By Alan Hudson — March 12, 2015.
Siguiendo el dinero y abriendo gobierno, construyendo desde local!
Mexico’s journey to more open government – a process of governing that puts citizens center-stage, with their feedback and participation enabling governments to better meet citizens’ needs – is a bumpy one. Human rights violations, alleged corruption that comes close to the President, and efforts to roll back key commitments on transparency, have led many to question the government’s commitment to open government. But this year – with Mexico the co-chair of the Open Government Partnership – offers a huge opportunity to support and encourage progress towards more open governance in Mexico.
Earlier this week, I was delighted to attend an event in Mexico City hosted by the Federal Institute for Access to Information (IFAI) and co-organised with the Mexican Conference for Access to Public Information (COMAIP). The event launched an initiative to build open government from the local level. The initiative will see 12 states develop local action plans, with a mixture of commitments drawn from the National Action Plan, commitments that respond to specific local challenges, and commitments about enabling citizens to track and shape the use of public resources. These “follow the money” commitments have been included because if people are not able to follow the money – to track and shape the use of public resources – then government isn’t open.
This is an ambitious initiative which could see Mexico lead the way both in building open government from the local level, and in putting a follow the money perspective at the center of the open government agenda. My role, along with Pedro Gerson from the Mexican Institute for Competitiveness (IMCO), was to provide some thoughts about the process building open government from the local level and specifically to help kick-start the process in which the 12 states represented at the meeting will include a follow the money commitment in their local open government action plans (the slides I made use of are here).
The starting point for the follow the money element of the local action plans will be assessments conducted by citizens’ groups across the 12 states. These assessments will explore whether citizens’ groups are able to “follow the money” and to get a sense of how effectively – perhaps with an element of comparison across the states – public resources are being invested to deliver key public services. The self-assessments will focus on particular issues such as education, health, infrastructure and energy, looking to identify the obstacles that prevent citizens from following the money and which policymakers might address. Overall, the process aims to strengthen the ability of open government champions from civil society, government and the private sector to follow the money and drive progress towards more open government.

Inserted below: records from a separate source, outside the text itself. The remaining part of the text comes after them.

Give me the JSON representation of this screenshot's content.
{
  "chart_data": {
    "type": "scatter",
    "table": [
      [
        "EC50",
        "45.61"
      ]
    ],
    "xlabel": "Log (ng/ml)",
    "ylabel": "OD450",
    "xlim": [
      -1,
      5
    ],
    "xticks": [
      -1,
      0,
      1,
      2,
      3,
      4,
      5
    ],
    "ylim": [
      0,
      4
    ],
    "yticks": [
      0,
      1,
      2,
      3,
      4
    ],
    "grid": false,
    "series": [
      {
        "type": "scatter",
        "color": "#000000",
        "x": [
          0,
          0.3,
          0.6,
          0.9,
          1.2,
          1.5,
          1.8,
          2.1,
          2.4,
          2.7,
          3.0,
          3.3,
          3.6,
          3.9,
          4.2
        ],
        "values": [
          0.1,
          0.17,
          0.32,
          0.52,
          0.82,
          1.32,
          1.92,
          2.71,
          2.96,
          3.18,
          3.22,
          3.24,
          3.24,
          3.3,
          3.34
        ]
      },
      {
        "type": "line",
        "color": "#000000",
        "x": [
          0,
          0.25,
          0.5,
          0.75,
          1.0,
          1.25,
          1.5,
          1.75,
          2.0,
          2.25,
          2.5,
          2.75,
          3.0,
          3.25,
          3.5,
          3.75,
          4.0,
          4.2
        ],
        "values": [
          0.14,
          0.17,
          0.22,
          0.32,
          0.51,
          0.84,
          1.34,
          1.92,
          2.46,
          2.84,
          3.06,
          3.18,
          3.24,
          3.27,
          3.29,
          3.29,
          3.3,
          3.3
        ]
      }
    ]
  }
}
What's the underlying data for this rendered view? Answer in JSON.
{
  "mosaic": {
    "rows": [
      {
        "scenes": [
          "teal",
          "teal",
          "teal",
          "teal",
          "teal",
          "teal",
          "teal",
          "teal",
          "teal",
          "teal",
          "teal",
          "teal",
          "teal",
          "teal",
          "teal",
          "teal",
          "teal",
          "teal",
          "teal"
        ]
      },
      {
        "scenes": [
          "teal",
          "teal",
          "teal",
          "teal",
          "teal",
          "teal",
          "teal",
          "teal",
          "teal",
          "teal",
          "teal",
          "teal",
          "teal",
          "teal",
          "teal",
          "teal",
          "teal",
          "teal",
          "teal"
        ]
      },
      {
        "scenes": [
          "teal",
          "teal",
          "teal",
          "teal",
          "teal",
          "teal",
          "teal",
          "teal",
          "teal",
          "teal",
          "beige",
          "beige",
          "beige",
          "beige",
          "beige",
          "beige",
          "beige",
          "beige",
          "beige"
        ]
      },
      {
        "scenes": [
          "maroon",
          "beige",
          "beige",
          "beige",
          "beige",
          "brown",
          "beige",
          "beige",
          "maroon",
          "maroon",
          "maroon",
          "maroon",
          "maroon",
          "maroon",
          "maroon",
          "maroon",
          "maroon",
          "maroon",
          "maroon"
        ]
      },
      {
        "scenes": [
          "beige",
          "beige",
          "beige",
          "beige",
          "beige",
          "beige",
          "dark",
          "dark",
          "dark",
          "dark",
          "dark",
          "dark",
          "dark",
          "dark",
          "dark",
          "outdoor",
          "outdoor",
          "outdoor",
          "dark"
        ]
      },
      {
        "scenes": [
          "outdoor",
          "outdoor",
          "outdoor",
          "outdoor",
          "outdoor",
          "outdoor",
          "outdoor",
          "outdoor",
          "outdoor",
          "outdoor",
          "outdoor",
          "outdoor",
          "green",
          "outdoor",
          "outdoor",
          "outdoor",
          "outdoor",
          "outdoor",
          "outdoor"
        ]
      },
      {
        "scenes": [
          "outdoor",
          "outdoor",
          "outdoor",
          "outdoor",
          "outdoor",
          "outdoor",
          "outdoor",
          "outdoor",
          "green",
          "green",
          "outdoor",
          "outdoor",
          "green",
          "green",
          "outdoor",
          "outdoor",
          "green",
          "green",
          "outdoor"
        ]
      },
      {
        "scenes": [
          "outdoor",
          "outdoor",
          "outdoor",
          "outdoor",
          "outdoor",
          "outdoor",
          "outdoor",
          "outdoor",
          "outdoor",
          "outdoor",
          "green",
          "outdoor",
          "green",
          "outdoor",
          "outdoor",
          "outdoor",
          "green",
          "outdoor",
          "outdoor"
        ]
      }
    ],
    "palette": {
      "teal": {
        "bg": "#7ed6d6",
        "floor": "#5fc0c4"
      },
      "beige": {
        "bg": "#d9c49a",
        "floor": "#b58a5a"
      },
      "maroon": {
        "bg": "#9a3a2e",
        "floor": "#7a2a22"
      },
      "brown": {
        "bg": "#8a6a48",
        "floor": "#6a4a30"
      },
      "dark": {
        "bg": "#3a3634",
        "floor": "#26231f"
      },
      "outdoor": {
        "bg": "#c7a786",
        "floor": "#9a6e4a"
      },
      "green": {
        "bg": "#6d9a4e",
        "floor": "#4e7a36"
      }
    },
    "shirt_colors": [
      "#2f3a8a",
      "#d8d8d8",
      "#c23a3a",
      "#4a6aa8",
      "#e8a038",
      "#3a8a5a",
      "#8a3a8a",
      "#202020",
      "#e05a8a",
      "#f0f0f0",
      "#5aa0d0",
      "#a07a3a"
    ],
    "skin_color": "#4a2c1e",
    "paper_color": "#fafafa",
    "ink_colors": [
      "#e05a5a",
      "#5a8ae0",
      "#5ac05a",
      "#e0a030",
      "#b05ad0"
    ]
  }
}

The IFAI-led initiative to build open government from the local level and to support assessments of citizens’ ability to follow the money is at an early stage, but Global Integrity and IMCO are excited to be involved in this ambitious agenda. We look forward to sharing more about Mexico’s journey towards open government at local as well as national levels. As Eduardo Bohorquez of Transparencia Mexicana made clear on a panel involving representatives both from IFAI and from the Office of the Presidency, the journey to open government is a bumpy one – and sometimes, sadly, a violent one – but it is a journey that must be made.
Global Integrity’s engagement in this initiative is supported by the Omidyar Network’s Governance and Citizen Engagement Team, as part of a project that aims to develop and pilot a methodology for mapping the landscape of fiscal governance. The aims of this project are: to support the implementation of OGP commitments in Mexico, particularly at a local level; to contribute to the design of a methodology for mapping the landscape of fiscal governance which could be useful across a number of countries; and, to put the follow the money agenda at the heart of the open government agenda.